Get Involved

Chris Mc Loone   Chris Mc Loone

Having read through 100 years of minutes to research its history, I can confidently say that fiscal responsibility has been a priority since day one for Weldon Fire Company. I don’t bring this up to brag but rather because although financial stability is a constant at Weldon, there are always occasions when an influx of funds can help any department upgrade equipment sooner than later.

Weldon Fire Company is one of five independently chartered fire companies in the Abington Township (PA) Fire Department (ATFD). A recently accredited 100 percent volunteer department, the ATFD has been the recipient of more than $500,000 through the Assistance to Firefighters Grant (AFG) program administered by the Federal Emergency Management Agency (FEMA). Additionally, the ATFD received a $77,000 Staffing for Adequate Fire and Emergency Response (SAFER) grant to assist with its recruitment efforts. Admittedly, I had not given AFG/SAFER grants much thought in the beginning. I considered funds from these programs out of reach. However, when properly administered and when working collectively, the ATFD’s five fire companies were able to benefit from both these programs. We used the funds for radios and mobile data computers, PPE, and a self-contained breathing apparatus upgrade for the entire department.
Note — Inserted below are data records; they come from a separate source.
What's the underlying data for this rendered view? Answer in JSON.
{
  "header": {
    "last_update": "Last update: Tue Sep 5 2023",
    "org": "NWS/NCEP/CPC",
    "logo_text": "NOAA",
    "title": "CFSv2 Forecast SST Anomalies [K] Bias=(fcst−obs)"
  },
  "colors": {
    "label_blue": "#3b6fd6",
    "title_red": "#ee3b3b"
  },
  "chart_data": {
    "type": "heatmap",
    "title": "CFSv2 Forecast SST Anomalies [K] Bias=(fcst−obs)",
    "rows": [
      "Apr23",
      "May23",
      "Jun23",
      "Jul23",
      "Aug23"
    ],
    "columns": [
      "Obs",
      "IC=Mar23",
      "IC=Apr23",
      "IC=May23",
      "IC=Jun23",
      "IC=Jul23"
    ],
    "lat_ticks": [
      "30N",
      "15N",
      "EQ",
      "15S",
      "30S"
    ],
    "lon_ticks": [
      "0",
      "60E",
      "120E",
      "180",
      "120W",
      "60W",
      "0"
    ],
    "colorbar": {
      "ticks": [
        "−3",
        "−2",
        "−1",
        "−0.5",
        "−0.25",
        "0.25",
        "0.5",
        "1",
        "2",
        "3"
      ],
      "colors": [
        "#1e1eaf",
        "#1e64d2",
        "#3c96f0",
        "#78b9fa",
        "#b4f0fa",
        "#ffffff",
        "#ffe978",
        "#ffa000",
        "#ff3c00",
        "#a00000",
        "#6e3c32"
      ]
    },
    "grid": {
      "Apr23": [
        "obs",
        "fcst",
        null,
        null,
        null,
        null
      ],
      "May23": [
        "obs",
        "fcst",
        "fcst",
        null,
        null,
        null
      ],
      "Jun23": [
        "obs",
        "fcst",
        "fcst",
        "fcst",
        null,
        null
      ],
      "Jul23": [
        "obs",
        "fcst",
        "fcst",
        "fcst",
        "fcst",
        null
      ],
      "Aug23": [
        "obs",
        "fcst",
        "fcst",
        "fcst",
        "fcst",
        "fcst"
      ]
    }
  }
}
Again, I don’t bring any of this up to brag. The fact is that the funds are out there. The AFG program has enjoyed really good years when the government funded it at a high level and other years where the program was leaner. Countless fire departments nationwide have benefited; the program has worked. But if the program does not get reauthorized this year, there will be no AFG/SAFER programs in 2018.

I am writing this in February. It has not been a month since the inauguration. The new administration has hit the ground running and is working to make good on campaign promises. I’m not looking to make this an editorial on politics, but some actions the new administration has taken have garnered enough attention that citizens who have felt strongly about them have flooded congressional phone lines. Right or wrong, the media picked up on this and reported about it. The phone lines have been overwhelmed. American citizens do have a way to make their voices heard. I bring this up for two reasons.

First, it has been less than month, and American citizens are very engaged right now in the decisions being made in Washington, D.C., and are making it known whether they like them or not. Some decisions are getting more attention than others, but the populace is making its voice heard. We know the phones are ringing off the hook, and we know there are people there to answer the calls. So, we know that if we call regarding AFG/SAFER, someone will be there to answer the phone.

Second, there is a lot going on at the moment in Washington, and that’s really an understatement. If you value the AFG/SAFER programs, don’t let them get lost in the fray. Call your representatives and senators and tell them how important these programs are to your departments. Get chiefs and other fire department administrators involved. Make sure the message carries the weight of department brass and the volume of the rank and file.

Make Intentions Clear

Two recent fire apparatus crashes have been on my mind. We talk about scene safety and how to use apparatus to block traffic and how motorists still aren’t often paying attention and ram the back of the trucks – apparatus not moving being hit. Here I’ve often mentioned how apparatus operators must drive appropriately so as to avoid accidents. But, there’s another aspect of fire apparatus response that exists. The two recent accidents I have been thinking about involved fire apparatus being hit while responding. One truck was sideswiped and the other hit by a vehicle that failed to yield.

When I was in driver training, the chief engineer who qualified me on all the trucks would tell me to make sure other drivers knew what I was going to do – to make it clear what my intentions were. He would say that there were apparatus operators who drove in such a way that no one knew what they were going to do, and that is how accidents happen. And, I believe he was right. But as these two incidents show, the trick is to do it while also driving defensively. Drivers today are so distracted by all the “noise” surrounding them in their vehicles that there is no way of knowing whether they see us to know what our intentions are. Drive with a purpose, but never believe other drivers know what you’re going to do until they prove it by moving aside.